Конечно. В Южной Америке, не важно где, полицейское дело хранится до сих пор. Тот индеец — а может, и нет. Было так темно, а я включил только подфарники, потому что спасался бегством, и я твердо решился в случае чего говорить, что он выбежал на дорогу прямо на свет моих фар… Как они смогли бы догадаться, что от страха я забылся и гнал по этому проселку, словно в Англии, по левой стороне? Говорят, если бы я остановился, другие индейцы убили бы меня. Этот случай я загонял все дальше и дальше, пока сам не поверил, но не забыл. Это же были густые джунгли, и не обязательно я наехал на индейца, и если даже я кого-то убил или тяжело травмировал, это мог быть просто зверь. Потом я на бешеной скорости проскочил брод так, что даже крышу залило. Кто бы искал пятна крови в реке? Вода и вода, ха и так далее, и, в отличие от нее, я действительно ничего определенного не знал.
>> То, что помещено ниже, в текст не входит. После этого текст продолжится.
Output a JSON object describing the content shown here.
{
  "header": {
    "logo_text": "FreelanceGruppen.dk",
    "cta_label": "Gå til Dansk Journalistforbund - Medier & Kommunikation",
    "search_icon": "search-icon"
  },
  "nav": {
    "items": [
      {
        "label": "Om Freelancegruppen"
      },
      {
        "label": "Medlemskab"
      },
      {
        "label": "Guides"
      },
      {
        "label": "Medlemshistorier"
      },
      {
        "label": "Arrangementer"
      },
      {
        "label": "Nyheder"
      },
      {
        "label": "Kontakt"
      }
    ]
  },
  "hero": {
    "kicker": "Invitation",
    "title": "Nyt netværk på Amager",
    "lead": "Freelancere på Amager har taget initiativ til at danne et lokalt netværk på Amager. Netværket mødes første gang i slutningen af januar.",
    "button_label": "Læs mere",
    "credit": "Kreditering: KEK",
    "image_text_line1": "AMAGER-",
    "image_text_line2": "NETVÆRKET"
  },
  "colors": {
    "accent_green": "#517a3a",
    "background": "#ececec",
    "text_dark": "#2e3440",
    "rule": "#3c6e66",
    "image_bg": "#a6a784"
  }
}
Наскочил на тень, малость перепутался, дорога в ухабах, крик — то ли птицы, то ли еще кого-то. Если и существовал протокол — такой-то и такой-то индеец найден, допустим, мертвым — я не скажу никому, даже самому себе, только буду думать над этим позже, снова и снова… Как я мог вернуться назад, с трудом преодолев брод? Вернуться? Отдать себя в руки этих мерзавцев в форме и всем им объяснять, что я мог это совершить, но не уверен… Столько языковых нюансов. Мой испанский тут не годился. В конце концов меня бы осудили за неспособность справиться с сослагательным наклонением.
Ударил — беги.
Такое происходит где-нибудь каждый день, часто при смягчающих обстоятельствах, как, вне всякого сомнения, в данном случае.
— …так что, можете мне поверить, она воздала должное вашему гению.
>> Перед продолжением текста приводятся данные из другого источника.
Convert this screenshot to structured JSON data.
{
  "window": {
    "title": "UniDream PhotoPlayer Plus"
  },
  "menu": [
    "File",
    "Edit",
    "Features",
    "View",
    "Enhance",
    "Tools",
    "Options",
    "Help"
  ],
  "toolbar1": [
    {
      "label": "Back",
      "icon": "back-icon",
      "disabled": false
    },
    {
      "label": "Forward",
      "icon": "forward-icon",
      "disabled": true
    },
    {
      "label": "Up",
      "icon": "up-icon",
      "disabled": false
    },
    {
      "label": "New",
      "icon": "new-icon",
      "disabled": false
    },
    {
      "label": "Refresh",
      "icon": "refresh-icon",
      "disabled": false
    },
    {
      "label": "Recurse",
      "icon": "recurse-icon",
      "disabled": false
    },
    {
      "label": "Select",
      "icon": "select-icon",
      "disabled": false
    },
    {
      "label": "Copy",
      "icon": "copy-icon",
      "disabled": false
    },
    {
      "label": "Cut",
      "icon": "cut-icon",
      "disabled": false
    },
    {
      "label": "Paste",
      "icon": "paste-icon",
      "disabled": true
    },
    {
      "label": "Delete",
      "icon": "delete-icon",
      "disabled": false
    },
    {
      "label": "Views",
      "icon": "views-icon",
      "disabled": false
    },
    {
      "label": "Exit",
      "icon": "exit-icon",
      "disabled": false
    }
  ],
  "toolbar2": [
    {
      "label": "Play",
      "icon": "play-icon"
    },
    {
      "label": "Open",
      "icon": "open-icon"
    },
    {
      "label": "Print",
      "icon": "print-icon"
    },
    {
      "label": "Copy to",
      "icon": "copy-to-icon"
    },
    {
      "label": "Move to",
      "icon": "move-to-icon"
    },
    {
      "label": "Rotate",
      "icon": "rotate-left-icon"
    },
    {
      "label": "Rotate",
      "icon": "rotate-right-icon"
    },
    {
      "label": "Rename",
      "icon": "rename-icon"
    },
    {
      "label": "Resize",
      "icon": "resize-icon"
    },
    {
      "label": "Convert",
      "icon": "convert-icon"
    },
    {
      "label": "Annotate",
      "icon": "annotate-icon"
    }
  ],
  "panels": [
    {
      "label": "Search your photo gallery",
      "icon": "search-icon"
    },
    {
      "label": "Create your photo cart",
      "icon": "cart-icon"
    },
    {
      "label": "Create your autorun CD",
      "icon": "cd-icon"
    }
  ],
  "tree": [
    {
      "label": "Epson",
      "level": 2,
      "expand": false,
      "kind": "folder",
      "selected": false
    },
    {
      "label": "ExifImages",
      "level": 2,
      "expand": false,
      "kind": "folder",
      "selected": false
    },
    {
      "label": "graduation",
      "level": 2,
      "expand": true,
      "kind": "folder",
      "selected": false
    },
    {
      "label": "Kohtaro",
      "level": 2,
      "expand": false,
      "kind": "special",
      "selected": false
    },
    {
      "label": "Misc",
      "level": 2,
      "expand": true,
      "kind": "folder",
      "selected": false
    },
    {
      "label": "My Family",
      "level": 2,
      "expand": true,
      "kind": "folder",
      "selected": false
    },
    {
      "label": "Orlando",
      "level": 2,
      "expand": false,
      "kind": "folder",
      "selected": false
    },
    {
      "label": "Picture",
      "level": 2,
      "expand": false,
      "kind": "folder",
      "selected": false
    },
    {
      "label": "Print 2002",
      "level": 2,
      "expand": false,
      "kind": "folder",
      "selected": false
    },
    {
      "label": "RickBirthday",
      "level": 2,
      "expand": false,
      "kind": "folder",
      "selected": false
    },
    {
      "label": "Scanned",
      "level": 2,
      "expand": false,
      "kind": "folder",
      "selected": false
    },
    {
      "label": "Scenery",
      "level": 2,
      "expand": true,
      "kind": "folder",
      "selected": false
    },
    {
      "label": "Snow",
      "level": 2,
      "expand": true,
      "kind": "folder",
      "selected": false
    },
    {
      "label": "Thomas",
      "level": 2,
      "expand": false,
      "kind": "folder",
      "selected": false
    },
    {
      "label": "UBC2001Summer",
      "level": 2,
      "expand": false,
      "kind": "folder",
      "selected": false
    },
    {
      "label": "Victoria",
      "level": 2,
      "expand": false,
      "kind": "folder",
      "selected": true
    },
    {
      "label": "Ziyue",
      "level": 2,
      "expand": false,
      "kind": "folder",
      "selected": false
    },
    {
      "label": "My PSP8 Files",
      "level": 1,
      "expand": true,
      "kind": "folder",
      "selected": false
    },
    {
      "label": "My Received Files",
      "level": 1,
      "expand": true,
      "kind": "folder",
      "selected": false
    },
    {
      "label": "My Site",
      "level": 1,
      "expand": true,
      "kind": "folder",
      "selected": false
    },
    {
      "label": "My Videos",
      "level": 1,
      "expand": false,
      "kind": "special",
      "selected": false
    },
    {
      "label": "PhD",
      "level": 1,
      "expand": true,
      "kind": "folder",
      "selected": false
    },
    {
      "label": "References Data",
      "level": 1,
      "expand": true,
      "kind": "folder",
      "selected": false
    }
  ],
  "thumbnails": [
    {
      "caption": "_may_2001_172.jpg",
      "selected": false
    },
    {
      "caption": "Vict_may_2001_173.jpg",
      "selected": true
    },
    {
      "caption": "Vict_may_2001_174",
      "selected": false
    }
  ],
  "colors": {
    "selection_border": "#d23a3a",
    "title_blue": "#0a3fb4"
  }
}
Я вынырнул из расплавленного свинца.
— Гению?
— Именно это она имела в виду.
— Ерунда. Не забывайте, я знаю Лиз — уж я-то ее знаю! Она считала, что у меня есть талант, способности. Я сорвал банк. Кто-то должен был это сделать.
О Боже, о Боже, о Боже, этот процесс, этап за этапом, никто не знает, что вырастет из этого семени, какие таинственные травы и цветы, но процесс идет, принося нам все новые и новые семена, миллионы, пока все сущее — Настоящее Сущее — не превращается в необратимый результат.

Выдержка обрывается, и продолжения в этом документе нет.